One of the most memorable lines from the Lord of the Rings movies is when Gandalf stands before the Balrog and says "You shall not pass."
EDIT: Actually, he says "you cannot pass" in the movie too. It's just commonly quoted as "you shall not pass" because he says that later.
He doesn't actually say that in the book.
In the Fellowship of the Ring, Gandalf blocks the Balrog saying:
You cannot pass....I am a servant of the Secret Fire, wielder of the flame of Anor. You cannot pass. The dark fire will not avail you, flame of Udûn. Go back to the Shadow! You cannot pass.
What is the reason for the shift?
Answer
It was most likely a conflation with “they shall not pass”, which the Wikipedia article notes:
was most famously used during the Battle of Verdun in World War I by French General Robert Nivelle. It appears on propaganda posters, such as that by Maurice Neumont after the Second Battle of the Marne, which was later adopted on uniform badges by units manning the Maginot Line. Later during the war, it also was used by Romanian soldiers during the Battle of Mărășești.

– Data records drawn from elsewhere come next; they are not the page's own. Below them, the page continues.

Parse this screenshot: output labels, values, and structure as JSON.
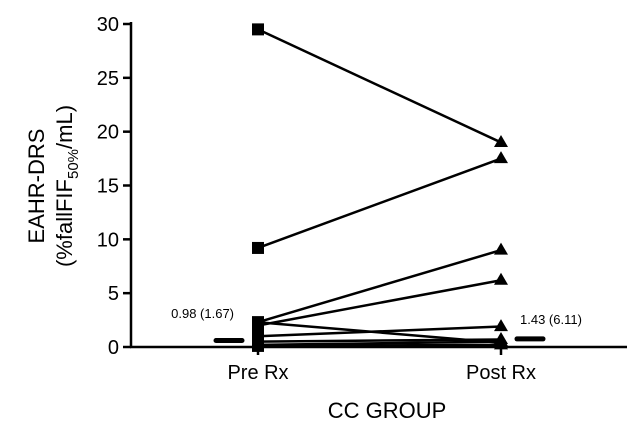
{
  "chart_data": {
    "type": "line",
    "title": "",
    "xlabel": "CC GROUP",
    "ylabel_line1": "EAHR-DRS",
    "ylabel_line2_prefix": "(%fallFIF",
    "ylabel_line2_subscript": "50%",
    "ylabel_line2_suffix": "/mL)",
    "categories": [
      "Pre Rx",
      "Post Rx"
    ],
    "ylim": [
      0,
      30
    ],
    "yticks": [
      "0",
      "5",
      "10",
      "15",
      "20",
      "25",
      "30"
    ],
    "grid": false,
    "marker_pre": "square",
    "marker_post": "triangle",
    "series": [
      {
        "values": [
          29.5,
          19.0
        ]
      },
      {
        "values": [
          9.2,
          17.5
        ]
      },
      {
        "values": [
          2.3,
          9.0
        ]
      },
      {
        "values": [
          2.0,
          6.2
        ]
      },
      {
        "values": [
          1.0,
          1.9
        ]
      },
      {
        "values": [
          2.3,
          0.4
        ]
      },
      {
        "values": [
          0.5,
          0.7
        ]
      },
      {
        "values": [
          0.2,
          0.5
        ]
      },
      {
        "values": [
          0.1,
          0.2
        ]
      }
    ],
    "medians": [
      {
        "category": "Pre Rx",
        "value": 0.6,
        "label": "0.98 (1.67)"
      },
      {
        "category": "Post Rx",
        "value": 0.75,
        "label": "1.43 (6.11)"
      }
    ],
    "colors": {
      "line": "#000000",
      "marker": "#000000"
    }
  }
}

This opens the possibility that Tolkien himself was quite well aware of that form of the phrase and may have even been inspired by it.

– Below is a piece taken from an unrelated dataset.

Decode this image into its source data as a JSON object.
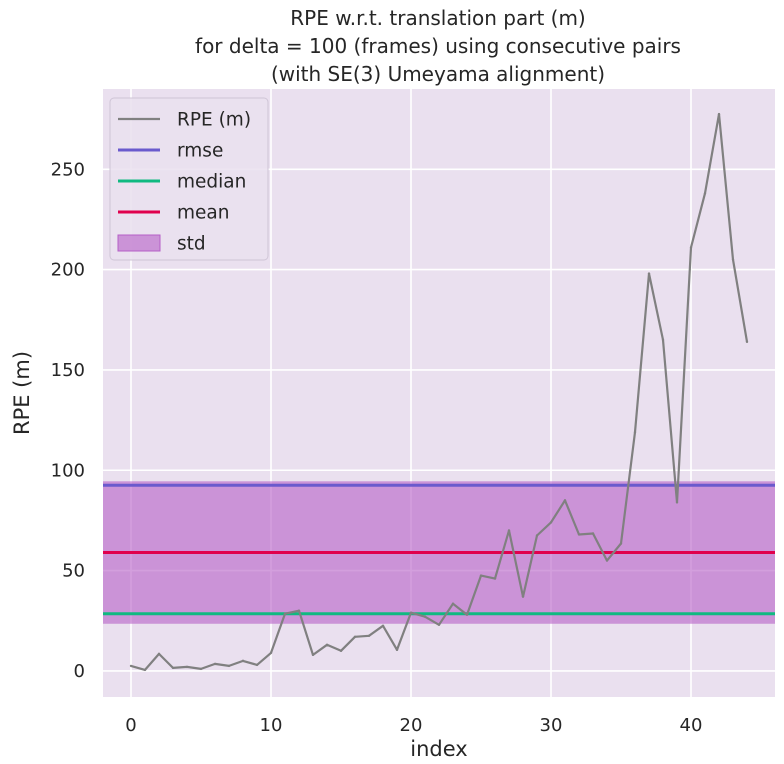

It was also used during the Spanish Civil War and has since been used by various anti-fascist groups worldwide, as well as by the Sandinistas (according to the same Wikipedia article).
The timeline of it's usage, especially by the Sandinistas, makes it most likely that the conflation comes from the 60s counter-cultural movements, when their usage of it would have been well known and when popularity of LotR was really starting to take off (particularly in the US). Of course, someone who was around at the time would be needed to confirm that.